This is a follow-on to A meta-transfer objective for learning to disentangle causal mechanisms

Here we describe an algorithm for predicting the causal graph structure of a set of visible random variables, each possibly causally dependent on any of the other variables.

the algorithm

There are two sets of parameters, the structural parameters and the functional parameters. The structural parameters compose a matrix where $σ (γ_{i j})$ represents the belief that variable $X_{j}$ is a direct cause of $X_{i}$ . The functional parameters are the parameters of the neural networks that model the conditional probability distribution of each random variable given its parent set.

From here, the algorithm used to learn the graph structure is composed of three steps:

graph fitting on observational data
- draw graph edge strengths from a Bernoulli distribution (with $σ (γ_{i j})$ as the parameter) to create a possible graph configuration
- draw batches of observational data
- maximize log-likelihood of the batch under the graph configuration using SGD
graph scoring on interventional data
- an intervention is applied (in this case the target node is chosen uniformly randomly)
- the intervened node is predicted by computing the log-likelihood on a small set of interventional samples, and whichever variable shows the greatest decrease in score is predicted to be the target node
- some more graphs are sampled based on the structural parameters, and then the log-likelihood over the interventional data is computed for those graphs, except that values from the intervened-upon variable do not contribute to the likelihood (since that value isn’t out of the estimated distribution because the distribution is bad but because the value was changed)
credit assignment to structural parameters
- the scores calculated in the last step are aggregated to create a gradient for the structural parameters
- a regularization term is added to keep $γ_{i j}$ and $γ_{j i}$ from both being high (which reinforces the assumption that the graph is directed and acyclic)
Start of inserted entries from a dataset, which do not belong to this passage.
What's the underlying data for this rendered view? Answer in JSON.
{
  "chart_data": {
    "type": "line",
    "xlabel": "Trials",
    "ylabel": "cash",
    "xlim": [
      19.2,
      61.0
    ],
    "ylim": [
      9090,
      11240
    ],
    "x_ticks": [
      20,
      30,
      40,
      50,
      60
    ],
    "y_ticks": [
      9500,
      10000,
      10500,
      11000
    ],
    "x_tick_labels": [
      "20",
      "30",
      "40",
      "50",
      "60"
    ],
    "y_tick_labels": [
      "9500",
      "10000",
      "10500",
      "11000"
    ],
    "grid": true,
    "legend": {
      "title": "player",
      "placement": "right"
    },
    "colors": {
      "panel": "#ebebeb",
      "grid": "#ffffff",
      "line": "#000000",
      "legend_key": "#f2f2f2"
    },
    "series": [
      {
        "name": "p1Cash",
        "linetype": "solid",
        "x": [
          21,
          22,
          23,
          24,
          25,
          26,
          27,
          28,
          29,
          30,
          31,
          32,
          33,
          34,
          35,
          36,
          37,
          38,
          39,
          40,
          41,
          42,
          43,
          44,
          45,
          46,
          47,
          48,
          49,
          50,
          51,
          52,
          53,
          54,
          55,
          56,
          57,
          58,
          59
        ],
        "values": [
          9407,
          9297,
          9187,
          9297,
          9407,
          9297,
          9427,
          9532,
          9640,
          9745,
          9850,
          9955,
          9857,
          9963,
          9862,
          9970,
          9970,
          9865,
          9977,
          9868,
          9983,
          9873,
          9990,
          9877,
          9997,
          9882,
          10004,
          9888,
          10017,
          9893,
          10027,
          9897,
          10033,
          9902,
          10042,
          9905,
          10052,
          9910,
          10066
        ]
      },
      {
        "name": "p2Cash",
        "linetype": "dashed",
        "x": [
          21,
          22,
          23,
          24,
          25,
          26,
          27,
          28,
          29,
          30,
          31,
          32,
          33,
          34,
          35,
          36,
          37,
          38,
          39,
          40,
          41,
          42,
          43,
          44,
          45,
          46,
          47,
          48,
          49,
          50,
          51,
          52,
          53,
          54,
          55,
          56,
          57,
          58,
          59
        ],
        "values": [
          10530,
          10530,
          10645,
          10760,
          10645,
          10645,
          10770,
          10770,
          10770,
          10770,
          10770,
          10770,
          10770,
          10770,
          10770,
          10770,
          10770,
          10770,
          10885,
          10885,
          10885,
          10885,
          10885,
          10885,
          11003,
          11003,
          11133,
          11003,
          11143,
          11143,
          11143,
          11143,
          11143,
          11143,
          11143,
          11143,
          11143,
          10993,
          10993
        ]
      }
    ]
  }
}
This continues until the structural parameters are all near 0 or 1, meaning that we have become confident in our estimates of the graph structure.

The sampled graphs are important because they are used to force the neural networks to rely only on the values of a node’s parents when predicting the value for a node. It appears that this method creates a model that generalizes to unseen interventions.

benefits of this algorithm

it naturally allows for a wide variety of intervention types
it’s not combinatorially complex in the number of nodes on the causal graph
it allows inclusion of partial graph knowledge (simply replace $γ_{i j}$ with the known value)

limitations

Large graphs and dense graphs are progressively more difficult to learn. It also appears that smaller graphs are less sensitive to the regularization hyperparameters.